That moment when inspiration strikes.
You can’t control that.
Sometimes it strikes last minute.
When it strikes, everything immediately becomes so obvious. You’re mad at yourself that you didn’t see it before. It will make your piece so much better.
But it also means stress. You’ll have to re-structure it a bit, re-work parts of it and build the new aspects. There’s not going to be much time for errors. You can’t practice a lot. It has to be perfect from the start. It’s going to be stressful.
But it’s going to be worth it.
Or is it?
Because it might break an otherwise fine piece.
It might be the kind of idea that sounds great today but not so great anymore, tomorrow. Only that this time, there was no tomorrow because it had been last minute.

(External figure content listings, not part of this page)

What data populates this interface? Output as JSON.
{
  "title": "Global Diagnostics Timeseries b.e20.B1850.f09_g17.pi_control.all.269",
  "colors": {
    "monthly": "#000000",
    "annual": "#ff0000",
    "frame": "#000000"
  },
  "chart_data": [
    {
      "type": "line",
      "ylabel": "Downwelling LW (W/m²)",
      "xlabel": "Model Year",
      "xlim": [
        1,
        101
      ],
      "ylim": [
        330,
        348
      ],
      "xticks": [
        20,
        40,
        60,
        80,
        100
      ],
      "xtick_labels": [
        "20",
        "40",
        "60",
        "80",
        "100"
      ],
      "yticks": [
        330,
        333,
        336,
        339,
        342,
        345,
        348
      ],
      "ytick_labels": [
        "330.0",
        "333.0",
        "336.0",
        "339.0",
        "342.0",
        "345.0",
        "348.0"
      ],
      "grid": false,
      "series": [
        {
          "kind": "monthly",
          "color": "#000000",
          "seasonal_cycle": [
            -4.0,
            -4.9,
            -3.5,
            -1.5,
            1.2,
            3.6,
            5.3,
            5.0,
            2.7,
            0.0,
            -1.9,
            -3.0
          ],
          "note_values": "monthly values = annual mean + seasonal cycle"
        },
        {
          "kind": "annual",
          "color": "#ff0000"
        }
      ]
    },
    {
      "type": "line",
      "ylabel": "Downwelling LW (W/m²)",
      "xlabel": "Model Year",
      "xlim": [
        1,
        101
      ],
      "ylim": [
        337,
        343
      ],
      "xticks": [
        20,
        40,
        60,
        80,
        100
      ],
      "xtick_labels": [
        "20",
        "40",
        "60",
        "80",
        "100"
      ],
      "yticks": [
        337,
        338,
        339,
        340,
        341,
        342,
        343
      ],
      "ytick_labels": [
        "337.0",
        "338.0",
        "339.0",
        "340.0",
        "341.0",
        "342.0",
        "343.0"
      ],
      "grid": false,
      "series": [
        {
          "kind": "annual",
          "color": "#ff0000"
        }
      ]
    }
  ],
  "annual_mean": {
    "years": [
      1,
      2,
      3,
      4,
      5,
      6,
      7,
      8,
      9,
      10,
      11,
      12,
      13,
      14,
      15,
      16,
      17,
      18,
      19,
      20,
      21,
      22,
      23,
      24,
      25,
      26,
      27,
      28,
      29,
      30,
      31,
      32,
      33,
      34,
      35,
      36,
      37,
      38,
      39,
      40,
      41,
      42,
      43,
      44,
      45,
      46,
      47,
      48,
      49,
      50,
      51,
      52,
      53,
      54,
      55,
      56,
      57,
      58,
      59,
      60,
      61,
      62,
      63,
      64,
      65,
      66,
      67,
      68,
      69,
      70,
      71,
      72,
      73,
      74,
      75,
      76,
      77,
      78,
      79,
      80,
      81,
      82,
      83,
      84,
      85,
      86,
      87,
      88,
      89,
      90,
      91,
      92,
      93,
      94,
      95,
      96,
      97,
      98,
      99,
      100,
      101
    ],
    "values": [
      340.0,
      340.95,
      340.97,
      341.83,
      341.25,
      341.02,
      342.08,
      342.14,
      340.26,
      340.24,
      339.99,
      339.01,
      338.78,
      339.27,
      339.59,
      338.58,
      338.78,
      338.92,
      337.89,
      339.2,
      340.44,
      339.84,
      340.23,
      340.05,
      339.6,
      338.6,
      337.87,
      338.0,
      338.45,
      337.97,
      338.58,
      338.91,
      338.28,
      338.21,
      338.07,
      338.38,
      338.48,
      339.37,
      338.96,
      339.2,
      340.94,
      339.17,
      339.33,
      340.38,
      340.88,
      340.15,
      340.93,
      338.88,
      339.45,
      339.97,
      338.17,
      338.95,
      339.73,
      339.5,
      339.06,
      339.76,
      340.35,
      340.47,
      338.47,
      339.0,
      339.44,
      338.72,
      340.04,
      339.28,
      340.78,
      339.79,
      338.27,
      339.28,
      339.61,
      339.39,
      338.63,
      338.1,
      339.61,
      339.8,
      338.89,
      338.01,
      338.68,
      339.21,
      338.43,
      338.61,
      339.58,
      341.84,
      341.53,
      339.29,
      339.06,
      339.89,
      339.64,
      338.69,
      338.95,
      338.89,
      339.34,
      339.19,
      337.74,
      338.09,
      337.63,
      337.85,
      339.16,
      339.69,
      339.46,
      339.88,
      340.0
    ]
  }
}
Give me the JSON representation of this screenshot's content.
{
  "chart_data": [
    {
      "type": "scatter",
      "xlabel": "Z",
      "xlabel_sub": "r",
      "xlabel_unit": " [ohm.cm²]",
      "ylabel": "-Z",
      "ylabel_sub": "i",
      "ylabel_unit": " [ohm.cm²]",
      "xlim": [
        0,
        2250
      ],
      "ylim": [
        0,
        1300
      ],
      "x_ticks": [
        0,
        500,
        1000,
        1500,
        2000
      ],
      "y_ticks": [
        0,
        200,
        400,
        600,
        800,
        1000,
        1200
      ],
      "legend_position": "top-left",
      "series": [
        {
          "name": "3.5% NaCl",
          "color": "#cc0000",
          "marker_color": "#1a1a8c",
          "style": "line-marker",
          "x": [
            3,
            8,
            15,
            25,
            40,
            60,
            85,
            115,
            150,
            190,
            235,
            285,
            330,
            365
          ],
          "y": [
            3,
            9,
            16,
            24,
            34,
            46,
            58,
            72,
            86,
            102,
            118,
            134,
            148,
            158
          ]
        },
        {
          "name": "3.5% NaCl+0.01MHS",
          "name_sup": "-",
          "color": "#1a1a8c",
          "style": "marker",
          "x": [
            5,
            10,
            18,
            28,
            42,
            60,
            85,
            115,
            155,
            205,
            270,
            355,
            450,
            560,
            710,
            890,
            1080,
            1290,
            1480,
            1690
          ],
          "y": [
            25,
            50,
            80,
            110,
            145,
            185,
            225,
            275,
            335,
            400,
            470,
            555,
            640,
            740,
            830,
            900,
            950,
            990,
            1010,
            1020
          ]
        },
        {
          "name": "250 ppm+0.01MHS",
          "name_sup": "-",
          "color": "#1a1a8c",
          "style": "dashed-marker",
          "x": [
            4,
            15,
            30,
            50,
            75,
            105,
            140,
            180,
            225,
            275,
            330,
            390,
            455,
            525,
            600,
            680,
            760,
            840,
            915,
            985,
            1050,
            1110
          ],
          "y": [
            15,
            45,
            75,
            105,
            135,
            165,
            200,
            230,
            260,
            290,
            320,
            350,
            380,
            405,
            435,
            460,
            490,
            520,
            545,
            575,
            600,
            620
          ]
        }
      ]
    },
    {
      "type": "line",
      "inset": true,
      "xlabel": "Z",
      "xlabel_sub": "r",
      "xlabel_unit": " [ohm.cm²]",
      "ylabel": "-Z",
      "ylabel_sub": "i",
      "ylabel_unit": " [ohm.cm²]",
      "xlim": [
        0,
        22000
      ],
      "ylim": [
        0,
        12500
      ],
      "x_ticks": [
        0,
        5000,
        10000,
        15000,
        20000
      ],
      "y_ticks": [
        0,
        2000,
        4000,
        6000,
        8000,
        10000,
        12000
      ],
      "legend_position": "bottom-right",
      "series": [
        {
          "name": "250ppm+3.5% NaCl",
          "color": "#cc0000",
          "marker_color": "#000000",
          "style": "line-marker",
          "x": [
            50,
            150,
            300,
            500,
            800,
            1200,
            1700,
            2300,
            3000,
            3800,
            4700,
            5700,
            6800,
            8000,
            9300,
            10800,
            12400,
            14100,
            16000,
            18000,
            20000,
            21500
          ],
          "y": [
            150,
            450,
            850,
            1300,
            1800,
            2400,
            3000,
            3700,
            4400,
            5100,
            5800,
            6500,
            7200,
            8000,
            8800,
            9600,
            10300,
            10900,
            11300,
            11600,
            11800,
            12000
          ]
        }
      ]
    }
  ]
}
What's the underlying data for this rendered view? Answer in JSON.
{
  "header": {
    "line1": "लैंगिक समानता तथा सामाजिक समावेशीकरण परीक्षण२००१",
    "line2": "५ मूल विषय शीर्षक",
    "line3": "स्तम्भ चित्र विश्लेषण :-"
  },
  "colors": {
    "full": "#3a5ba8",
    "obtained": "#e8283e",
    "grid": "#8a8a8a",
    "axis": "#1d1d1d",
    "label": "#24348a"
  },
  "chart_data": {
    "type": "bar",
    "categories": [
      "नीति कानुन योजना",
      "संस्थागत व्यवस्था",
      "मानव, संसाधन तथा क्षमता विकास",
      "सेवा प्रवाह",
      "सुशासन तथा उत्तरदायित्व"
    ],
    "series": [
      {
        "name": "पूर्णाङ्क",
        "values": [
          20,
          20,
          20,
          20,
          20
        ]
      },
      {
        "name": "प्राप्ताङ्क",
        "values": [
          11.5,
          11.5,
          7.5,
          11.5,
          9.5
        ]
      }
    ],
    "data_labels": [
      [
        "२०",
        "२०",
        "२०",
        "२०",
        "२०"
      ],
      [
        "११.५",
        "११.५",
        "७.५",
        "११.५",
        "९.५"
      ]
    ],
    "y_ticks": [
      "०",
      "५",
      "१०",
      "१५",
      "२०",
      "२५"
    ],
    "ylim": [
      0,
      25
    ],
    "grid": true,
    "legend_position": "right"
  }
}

Or maybe the only reason that you allowed the idea to enter your mind was fear. The fear that somehow you needed to deliver even more when actually, you didn’t.
Maybe you didn’t trust the process and felt that you needed to try harder and even mediocre ideas had the chance of masquerading as great ideas.
Last minute ideas sometimes do work and turn a good piece into a great one. It feels awesome when that happens.
But just as often, last minute ideas are not worth the hassle. They don’t make the piece better. They cause stress. And maybe they even break it.
I’ve found it a better practice to establish a process, trust in it to lead you to great results, and don’t let yourself be distracted by last minute fears and hassle.
If it’s not perfect, I’ll refine the process next time.
(And, of course, learn to know when to make exceptions to that rule.)